Des bénévoles anglais voulant aider les réfugiés à Calais se seraient vus refuser l’entrée en France

© PHILIPPE HUGUEN Source: AFP

Alors que les autorités françaises entendent démanteler le camp de la Jungle à Calais, des bénévoles britanniques n’auraient pas pu entrer en France sous prétexte de représenter une menace pour l’ordre public.

Selon des médias britanniques, tels que The Guardianet The Independent qui citent des témoins, plusieurs bénévoles britanniques conduisant des voitures remplies d’aide humanitaire pour les migrants de Calais se sont vus refuser l’entrée en France.

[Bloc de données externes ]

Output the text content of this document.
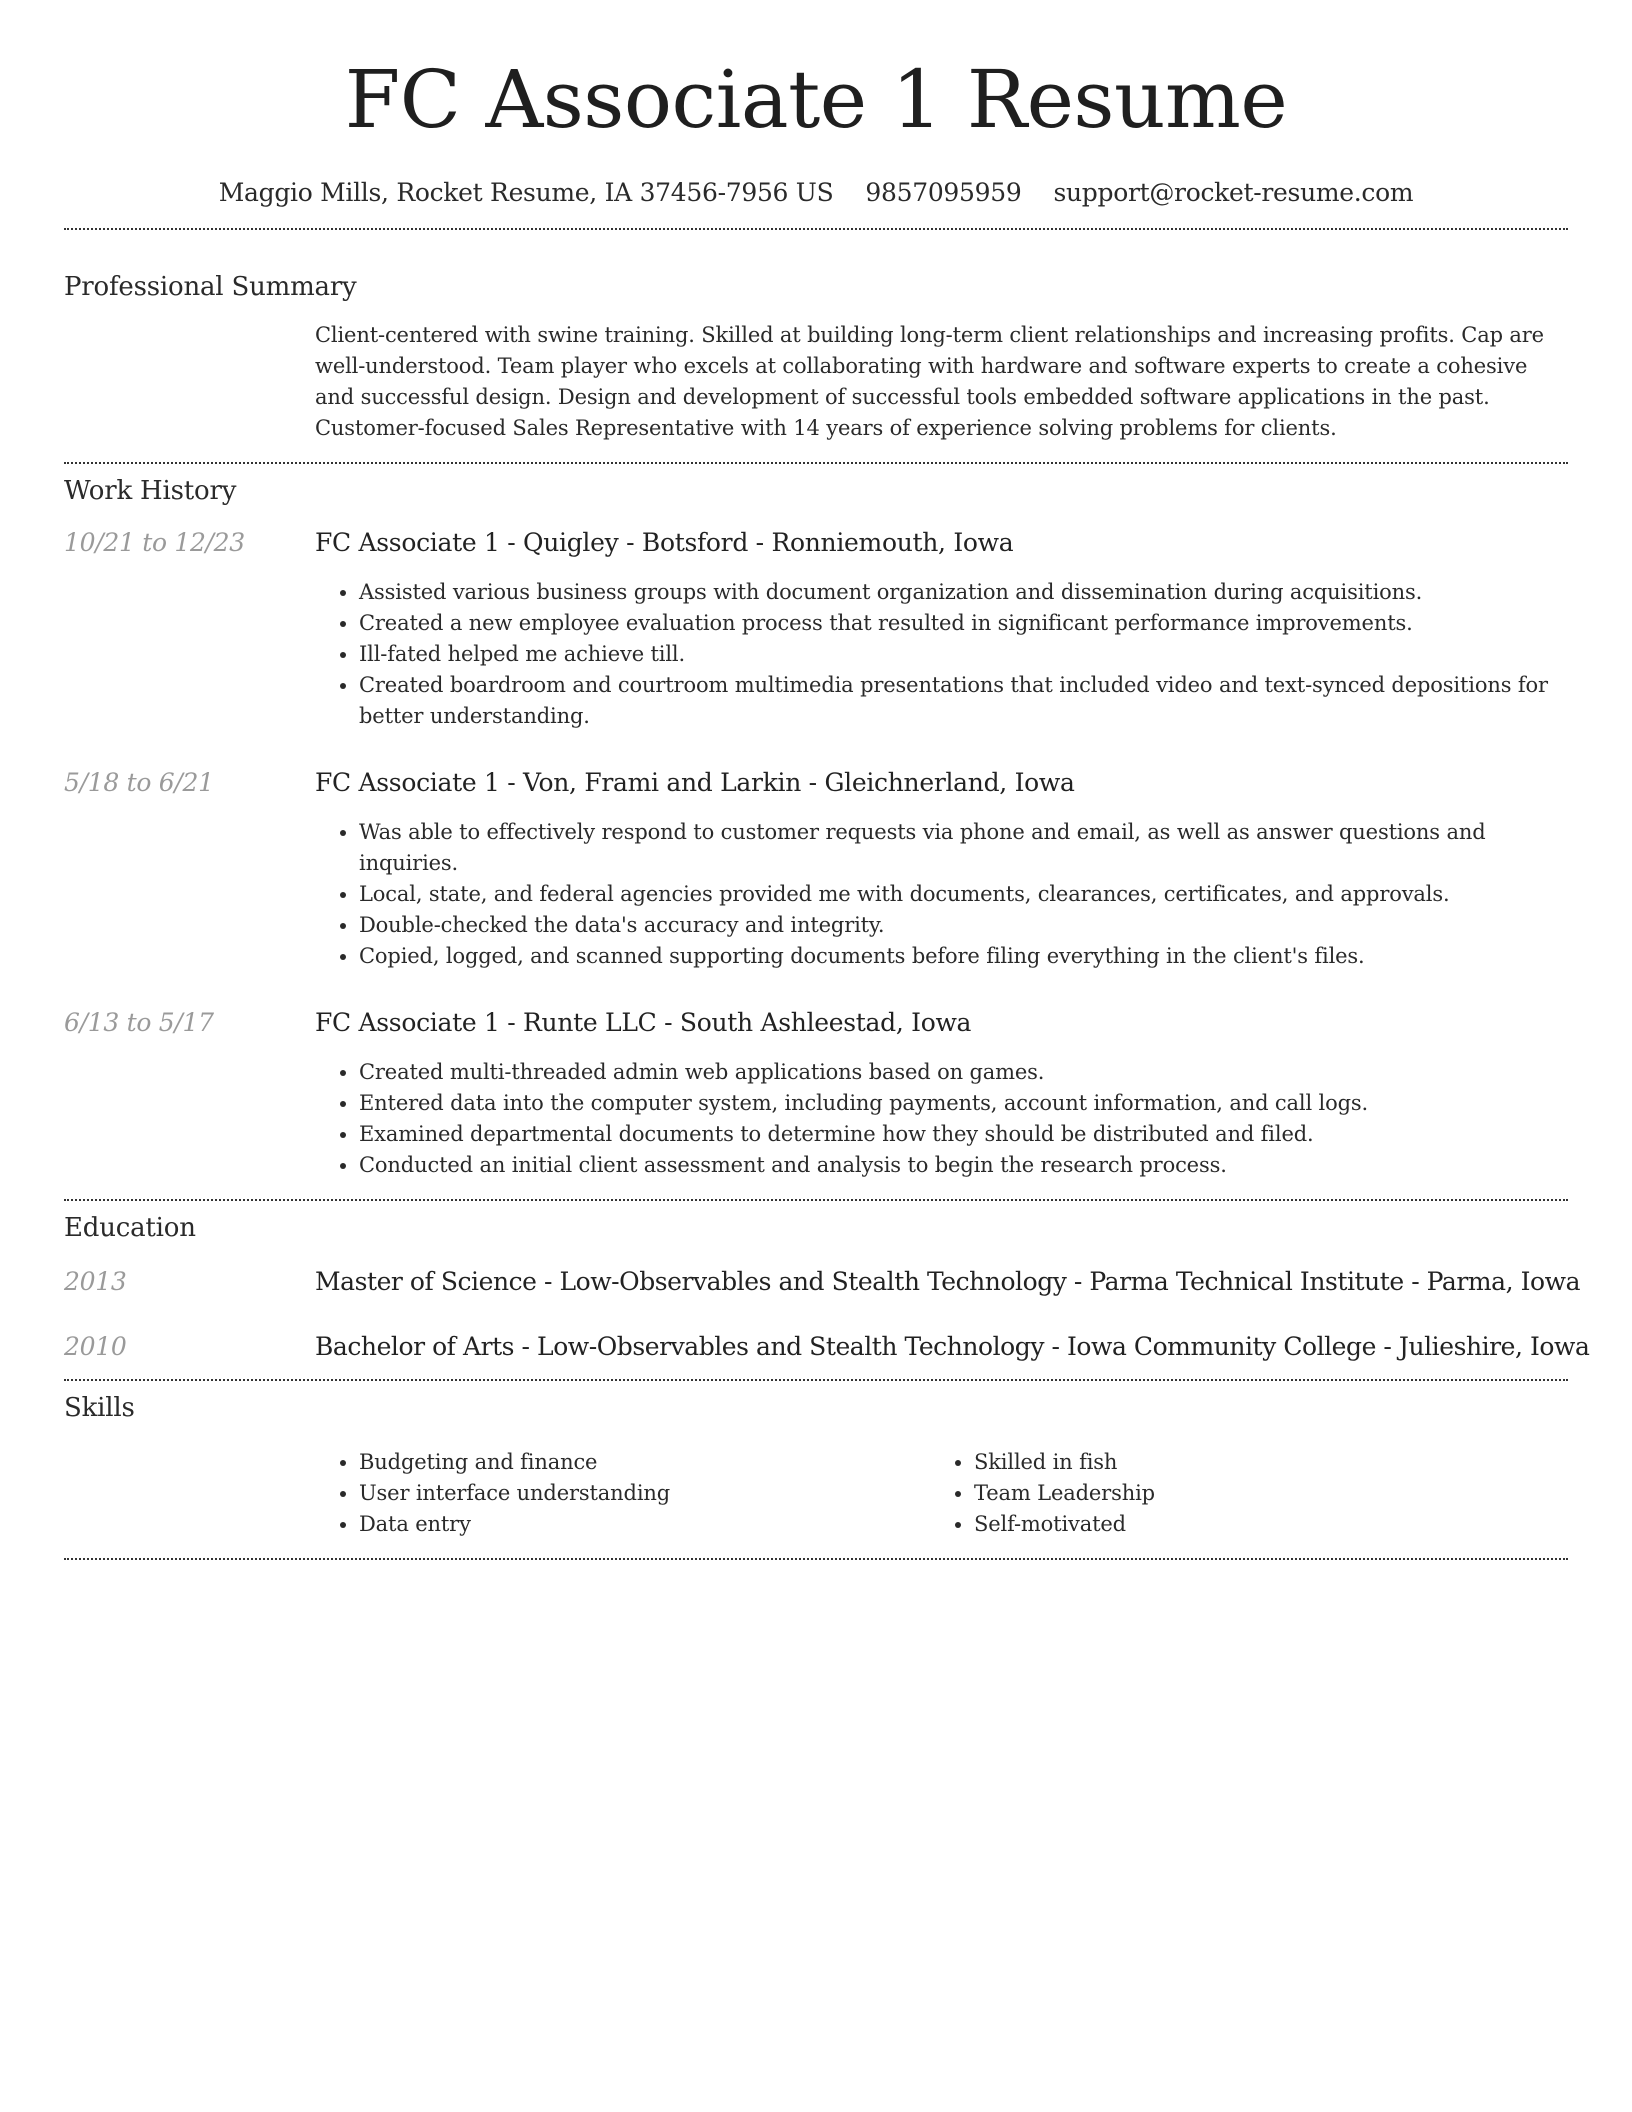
FC Associate 1 Resume
Maggio Mills, Rocket Resume, IA 37456-7956 US 9857095959 support@rocket-resume.com
Professional Summary

Client-centered with swine training. Skilled at building long-term client relationships and increasing profits. Cap are well-understood. Team player who excels at collaborating with hardware and software experts to create a cohesive and successful design. Design and development of successful tools embedded software applications in the past. Customer-focused Sales Representative with 14 years of experience solving problems for clients.

Work History
10/21 to 12/23	FC Associate 1 - Quigley - Botsford - Ronniemouth, Iowa
• Assisted various business groups with document organization and dissemination during acquisitions.
• Created a new employee evaluation process that resulted in significant performance improvements.
• Ill-fated helped me achieve till.
• Created boardroom and courtroom multimedia presentations that included video and text-synced depositions for better understanding.
5/18 to 6/21	FC Associate 1 - Von, Frami and Larkin - Gleichnerland, Iowa
• Was able to effectively respond to customer requests via phone and email, as well as answer questions and inquiries.
• Local, state, and federal agencies provided me with documents, clearances, certificates, and approvals.
• Double-checked the data's accuracy and integrity.
• Copied, logged, and scanned supporting documents before filing everything in the client's files.
6/13 to 5/17	FC Associate 1 - Runte LLC - South Ashleestad, Iowa
• Created multi-threaded admin web applications based on games.
• Entered data into the computer system, including payments, account information, and call logs.
• Examined departmental documents to determine how they should be distributed and filed.
• Conducted an initial client assessment and analysis to begin the research process.
Education
2013	Master of Science - Low-Observables and Stealth Technology - Parma Technical Institute - Parma, Iowa
2010	Bachelor of Arts - Low-Observables and Stealth Technology - Iowa Community College - Julieshire, Iowa
Skills
• Budgeting and finance
• User interface understanding
• Data entry
• Skilled in fish
• Team Leadership
• Self-motivated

L'enseignante Holly Kal-Weiss a confié au Guardian que la raison pour laquelle elle n’avait pas pu entrer en France était qu’elle «représenterait un danger pour l’ordre public ou pour la sécurité interne». La bénévole qui ne comprend pas du tout une telle explication affirme qu’il n’y avait rien d’effrayant dans son véhicule. «La voiture était remplie de conserves, de lait, de sucre, de café, de thé, de sacs de couchage et de tentes», a-t-elle expliqué au journal. L’année dernière, Holly avait effectué 12 voyages avec des dons, mais ne s’était jamais vu refuser l’entrée.

Selon les médias, la raison pour laquelle des bénévoles n’ont pas pu entrer en France est que la préfecture du Pas-de-Calais avait interdit le 14 octobre l’entrée de manifestants soutenant les migrants. Ainsi, tous ceux soupçonnés de diriger vers le camp risquaient de se voir refuser l’entrée. C’est le cas de Nina Harries qui a confié à The Independent qu’un responsable français lui avait dit que le chef de police française avait «pris décision de ne pas laisser passer des véhicules ou de l’aide humanitaire à tous les points d’entrée du camp».

Alors que les autorités françaises se préparent à démanteler la Jungle de Calais où vivent, selon un décompte de la préfecture, de 5 700 à 6 500 migrants, un nombre d’organisations de bienfaisance essaient de contester cette démolition en estimant que les migrants n’auront pas de conditions appropriées. La date de la fermeture n'a pas été communiquée, mais le Défenseur des droits, Jacques Toubon, a récemment évoqué celle du 17 octobre.